NBER working papers / by Daron Acemoglu, Philippe Aghion Leonardo Bursztyn and David Hemous (RFFers may access this report onsite or by accessing RFF’s network first using VPN offsite]
[From Michael A. Levi’s CFR blog] Daron Acemoglu, Philippe Aghion, and two of their colleagues (MIT and Harvard) posted a fascinating working paper last October that hasn’t gotten the attention it deserves in the policy world…so I’ll try to explain a bit about what it says.
I take three big points away from it: First, under most plausible circumstances, optimal climate policy is a mix of carbon pricing and government innovation subsidies (that is, support for RD&D). Second, it’s probably much more expensive to achieve the same environmental outcomes through carbon pricing alone. Third, carbon leakage (the shifting of dirty industries to unregulated economies) can have bigger negative consequences than most have assumed.

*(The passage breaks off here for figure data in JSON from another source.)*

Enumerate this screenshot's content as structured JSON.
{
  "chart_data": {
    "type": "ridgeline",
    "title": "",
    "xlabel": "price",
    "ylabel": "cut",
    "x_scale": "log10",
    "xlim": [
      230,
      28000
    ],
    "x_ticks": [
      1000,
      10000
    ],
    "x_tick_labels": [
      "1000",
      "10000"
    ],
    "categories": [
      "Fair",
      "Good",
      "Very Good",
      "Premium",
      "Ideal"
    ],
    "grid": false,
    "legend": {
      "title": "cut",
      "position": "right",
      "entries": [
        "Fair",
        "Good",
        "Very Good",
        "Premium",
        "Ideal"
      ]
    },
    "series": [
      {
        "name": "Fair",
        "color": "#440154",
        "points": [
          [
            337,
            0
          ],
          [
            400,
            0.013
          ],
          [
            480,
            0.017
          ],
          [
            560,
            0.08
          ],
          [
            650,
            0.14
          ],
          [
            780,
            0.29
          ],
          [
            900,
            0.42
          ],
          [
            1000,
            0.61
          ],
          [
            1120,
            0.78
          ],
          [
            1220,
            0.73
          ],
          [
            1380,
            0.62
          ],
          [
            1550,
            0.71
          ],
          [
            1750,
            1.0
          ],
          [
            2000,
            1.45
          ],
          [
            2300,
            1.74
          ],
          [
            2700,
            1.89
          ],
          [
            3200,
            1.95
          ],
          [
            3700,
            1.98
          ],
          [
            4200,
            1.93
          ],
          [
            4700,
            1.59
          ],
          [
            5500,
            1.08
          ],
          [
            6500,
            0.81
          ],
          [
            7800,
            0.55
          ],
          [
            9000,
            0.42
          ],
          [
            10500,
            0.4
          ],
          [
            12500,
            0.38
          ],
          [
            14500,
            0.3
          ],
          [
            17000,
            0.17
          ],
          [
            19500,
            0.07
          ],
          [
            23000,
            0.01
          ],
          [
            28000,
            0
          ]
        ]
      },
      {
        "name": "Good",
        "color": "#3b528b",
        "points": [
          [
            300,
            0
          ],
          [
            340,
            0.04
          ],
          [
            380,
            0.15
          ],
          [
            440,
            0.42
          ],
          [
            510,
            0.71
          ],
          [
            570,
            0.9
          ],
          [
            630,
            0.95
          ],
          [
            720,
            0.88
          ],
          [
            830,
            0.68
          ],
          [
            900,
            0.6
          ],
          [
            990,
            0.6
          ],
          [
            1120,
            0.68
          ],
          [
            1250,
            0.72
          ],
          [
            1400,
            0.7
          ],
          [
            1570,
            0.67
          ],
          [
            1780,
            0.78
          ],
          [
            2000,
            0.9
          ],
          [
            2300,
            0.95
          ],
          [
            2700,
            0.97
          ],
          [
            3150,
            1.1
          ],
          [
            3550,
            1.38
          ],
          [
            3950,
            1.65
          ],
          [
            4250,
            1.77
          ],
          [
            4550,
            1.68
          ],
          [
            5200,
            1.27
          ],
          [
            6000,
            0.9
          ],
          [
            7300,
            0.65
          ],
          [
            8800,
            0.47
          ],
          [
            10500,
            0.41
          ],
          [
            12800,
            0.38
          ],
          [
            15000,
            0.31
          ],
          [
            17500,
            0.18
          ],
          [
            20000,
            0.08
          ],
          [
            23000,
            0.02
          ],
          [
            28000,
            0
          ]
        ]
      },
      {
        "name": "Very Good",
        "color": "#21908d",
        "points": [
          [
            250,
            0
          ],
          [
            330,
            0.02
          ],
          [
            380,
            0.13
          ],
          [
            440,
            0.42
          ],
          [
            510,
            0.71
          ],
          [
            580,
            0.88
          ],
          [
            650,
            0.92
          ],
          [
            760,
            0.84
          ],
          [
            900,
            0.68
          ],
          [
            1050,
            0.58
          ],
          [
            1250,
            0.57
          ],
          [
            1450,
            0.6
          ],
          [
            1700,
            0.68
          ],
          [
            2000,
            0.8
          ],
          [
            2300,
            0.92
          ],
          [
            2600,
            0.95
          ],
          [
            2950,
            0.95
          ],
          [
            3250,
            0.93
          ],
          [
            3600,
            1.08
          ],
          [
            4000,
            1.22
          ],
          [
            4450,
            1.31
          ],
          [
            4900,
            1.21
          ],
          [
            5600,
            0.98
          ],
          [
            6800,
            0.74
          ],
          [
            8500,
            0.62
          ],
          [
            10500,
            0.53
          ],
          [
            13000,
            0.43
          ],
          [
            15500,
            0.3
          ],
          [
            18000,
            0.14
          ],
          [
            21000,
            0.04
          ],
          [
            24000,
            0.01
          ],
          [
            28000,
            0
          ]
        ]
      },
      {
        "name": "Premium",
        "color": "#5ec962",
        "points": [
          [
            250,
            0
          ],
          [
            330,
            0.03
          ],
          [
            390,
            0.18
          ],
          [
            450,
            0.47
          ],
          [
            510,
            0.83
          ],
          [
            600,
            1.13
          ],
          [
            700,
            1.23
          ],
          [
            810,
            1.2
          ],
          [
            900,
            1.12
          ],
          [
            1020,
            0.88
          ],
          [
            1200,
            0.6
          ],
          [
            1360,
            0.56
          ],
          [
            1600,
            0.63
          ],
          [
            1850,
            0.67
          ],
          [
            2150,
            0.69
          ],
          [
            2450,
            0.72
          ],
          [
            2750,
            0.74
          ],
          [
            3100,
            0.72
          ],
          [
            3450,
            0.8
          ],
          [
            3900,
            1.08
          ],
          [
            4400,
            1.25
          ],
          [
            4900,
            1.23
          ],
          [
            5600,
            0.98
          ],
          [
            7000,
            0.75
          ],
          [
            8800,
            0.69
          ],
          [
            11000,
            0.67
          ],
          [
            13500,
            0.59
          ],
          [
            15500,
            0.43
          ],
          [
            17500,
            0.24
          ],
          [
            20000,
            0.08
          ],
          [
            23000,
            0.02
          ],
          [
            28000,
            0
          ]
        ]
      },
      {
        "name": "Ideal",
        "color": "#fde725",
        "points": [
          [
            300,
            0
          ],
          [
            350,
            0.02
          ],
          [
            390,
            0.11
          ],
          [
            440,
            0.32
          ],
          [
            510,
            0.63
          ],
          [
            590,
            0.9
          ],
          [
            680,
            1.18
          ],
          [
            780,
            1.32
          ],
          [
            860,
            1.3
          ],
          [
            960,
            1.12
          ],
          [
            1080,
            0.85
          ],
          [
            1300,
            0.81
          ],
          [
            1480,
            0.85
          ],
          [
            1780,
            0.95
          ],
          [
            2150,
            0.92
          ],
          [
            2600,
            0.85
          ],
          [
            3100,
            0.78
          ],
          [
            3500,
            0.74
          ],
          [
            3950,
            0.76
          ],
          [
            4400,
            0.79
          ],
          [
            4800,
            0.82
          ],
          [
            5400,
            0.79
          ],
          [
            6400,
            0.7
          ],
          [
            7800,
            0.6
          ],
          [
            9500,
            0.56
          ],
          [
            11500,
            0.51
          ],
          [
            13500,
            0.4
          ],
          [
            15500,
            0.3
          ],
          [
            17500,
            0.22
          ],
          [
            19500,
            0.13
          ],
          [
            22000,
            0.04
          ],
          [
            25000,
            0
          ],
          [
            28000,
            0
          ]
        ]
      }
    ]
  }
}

The paper starts by pointing out something that most people probably don’t realize:
“The response of technological change to environmental policy has until very recently been all but ignored by leading economic analyses of environment policy, which have mostly focused on computable general equilibrium models with exogenous technology.”
In English, this means that most economic analyses of optimal climate policy (and of carbon pricing in particular) pretend that the pace of future innovation in clean energy technology has nothing to do with the strength of environmental regulation – it’s exogenous, or imposed on the model. Suppose a carbon price of $5, and the cost of clean energy technologies will steadily fall; impose a price of $500 instead, and that cost will drop at precisely the same rate.
This, of course, is nonsense. It sharply contradicts our intuition (which is borne out by empirical study) that environmental regulation tends to spur environmentally friendly innovation. Serious modeling of environmental policy needs to incorporate regulation-driven innovation – what economists call “endogenous innovation”.